‘How regulators can rescue microfinance banks amidst COVID-19 pandemic’

Adegoke Adegbami, a financial management consultant is currently the Managing Director/Chief Executive, Mainstreet Bank Microfinance Bank Limited in 2009, a subsidiary of Skye Bank Plc. In this interview he speaks on the challenges and prospects of the bank in the wake of the COVID-19 pandemic. Excerpts:

Your bank recently raised about $20million via one of your debt products. Can you shield more light on details of the product?

Thank you for the opportunity to have this conversation. First we must remember the fact that the core of our business is financial intermediation. We get money from those that have surplus and channel it to those that need it for productive purposes. And two things are important here. The more of it we can get and our ability to manage and deploy it profitably. The product in question was actually launched in 2018. We had just paid down a foreign debt of about N700million at that time. Our first option was to look for a similar foreign facility as a replacement. But the fact that Nigeria entered a recession in 2016 and the sharp devaluation of the Naira made it impossible for us to get a foreign replacement. Besides, we were not ready to carry the foreign exchange risk; we believed that was not our area of strength. It was this dilemma that made us looked inwards and launched that product we called Main Treasure Note. It is typical of a commercial paper, except for the fact that we handled everything by ourselves, including the marketing of it.

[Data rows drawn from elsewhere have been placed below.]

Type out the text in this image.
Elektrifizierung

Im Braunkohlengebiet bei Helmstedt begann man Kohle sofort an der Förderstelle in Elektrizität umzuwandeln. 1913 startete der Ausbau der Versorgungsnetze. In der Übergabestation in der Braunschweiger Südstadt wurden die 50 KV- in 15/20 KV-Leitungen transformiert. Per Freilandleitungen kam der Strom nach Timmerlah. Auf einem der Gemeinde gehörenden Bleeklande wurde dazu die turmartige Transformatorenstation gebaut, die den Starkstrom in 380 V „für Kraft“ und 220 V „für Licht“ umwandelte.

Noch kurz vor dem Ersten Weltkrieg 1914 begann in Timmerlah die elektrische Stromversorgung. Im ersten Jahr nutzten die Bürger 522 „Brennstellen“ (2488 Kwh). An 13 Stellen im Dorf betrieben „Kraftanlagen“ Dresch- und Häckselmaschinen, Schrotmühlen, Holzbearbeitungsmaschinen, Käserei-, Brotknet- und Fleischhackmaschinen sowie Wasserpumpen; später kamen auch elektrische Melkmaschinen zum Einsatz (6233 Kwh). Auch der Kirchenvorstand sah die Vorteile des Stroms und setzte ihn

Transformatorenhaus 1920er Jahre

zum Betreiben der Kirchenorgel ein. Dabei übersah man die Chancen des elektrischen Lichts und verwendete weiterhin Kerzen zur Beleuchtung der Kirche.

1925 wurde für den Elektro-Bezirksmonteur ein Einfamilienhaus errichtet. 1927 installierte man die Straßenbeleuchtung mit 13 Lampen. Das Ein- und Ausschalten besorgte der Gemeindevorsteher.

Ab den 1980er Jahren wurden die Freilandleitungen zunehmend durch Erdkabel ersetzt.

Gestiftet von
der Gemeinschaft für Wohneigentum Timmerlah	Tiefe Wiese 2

The tenors range between 180days to 12months with very attractive interest premium. The target was that with aggressive marketing, some people will be able to pull out their deposits from commercial banks and give parts or all of it to us. We marketed it to the middle class, high networth individuals and corporate entities. That gave us about N800million in 2018. We marketed mostly within family and friends network in 2018. We had subscription ranging from N5million and above.

All we did late 2019 and 2020 was to leverage on the confidence we got from the 2018 success story and rework our marketing strategy. Today we have agents that market this product for us on commission basis. We got all our staff involved, including back office and other support staff. We also continued to place advert in the newspapers and online platforms. The people who have patronised us since 2018 are very happy with the attractive interest and our prompt, quality services. Our investment grade credit rating by Agusto & Co also served to boost their confidence in our bank. With the very low interest regime in 2020, many of them now found us as their investment destination. Even though this particular product is revolving in nature, we have a portfolio of over N8billion on that product as we speak. If you use N400/$, that translates to $20million.

What’s your company’s performance in 2020, considering the impact of COVID-19 pandemic and what do you think the future holds?

On the quantitative side, we have grown our total assets by 81% year on year. Our portfolio has grown by 80%. Our gross revenue and profit before tax have grown 71% and 74% respectively. To be able to fund the growth in portfolio, we have grown our deposit moderately and debt funding significantly. Despite the challenges of the last 12 months, our bank has won a number of awards and recognitions. At the Fintech Innovator Merit Award 2020, we won Africa’s Most Innovative Micro Lending Service Brand of the Year 2020. We were recognised as the Microfinance Bank of the Year 2020 by the Classic Magazine.

What is your view on the issue of recapitalisation of MFBs by the CBN? How are the operators faring in this regard?

Like many of us, I believe capital is very important for the success of any business, but particularly a banking business. I also believe that the regulators mean well for the sector. However, there is a need for the regulators to consider the issue of timing very well. Even if the timing was right as at when the Central Bank of Nigeria (CBN) initiated the current capital increase, COVID-19 has made the timing wrong. They gave extension of 12 months, but that was with the expectation that the world would be able to deal with COVID-19 in maximum of 12 months. The reality today is different. Almost two years down the line, the world is still grappling with COVID-19. COVID-19 has now become COVID-21, particularly with the current experiences of India, Turkey and Brazil. Don’t forget we live in a global community. And we also have our own peculiar problems in Nigeria. My advice is that the regulators should give us more time. They can apply their new requirements to new entrants but they should give more time to existing institutions. I don’t think anybody will benefit from these businesses being closed down, at least not the regulators, employees, shareholders, government and the Nigerian economy at large.

What is your stance on CBN’s restriction on crypto currency?

My first reaction was that the CBN appears to want to control what is clearly not within its control. But CBN has also clarified that they did not ban crypto currency transaction in Nigeria, neither do they criminalise it. What they are saying is that you cannot pass it through banks that are regulated by the CBN. This is because they believe it is prone to fraud and it is difficult for the CBN to regulate. They cannot take responsibility for or guaranty the safety of your money in those transactions. I think that is fair enough. We also have information that all regulators and government agencies are now working together to find a way around it.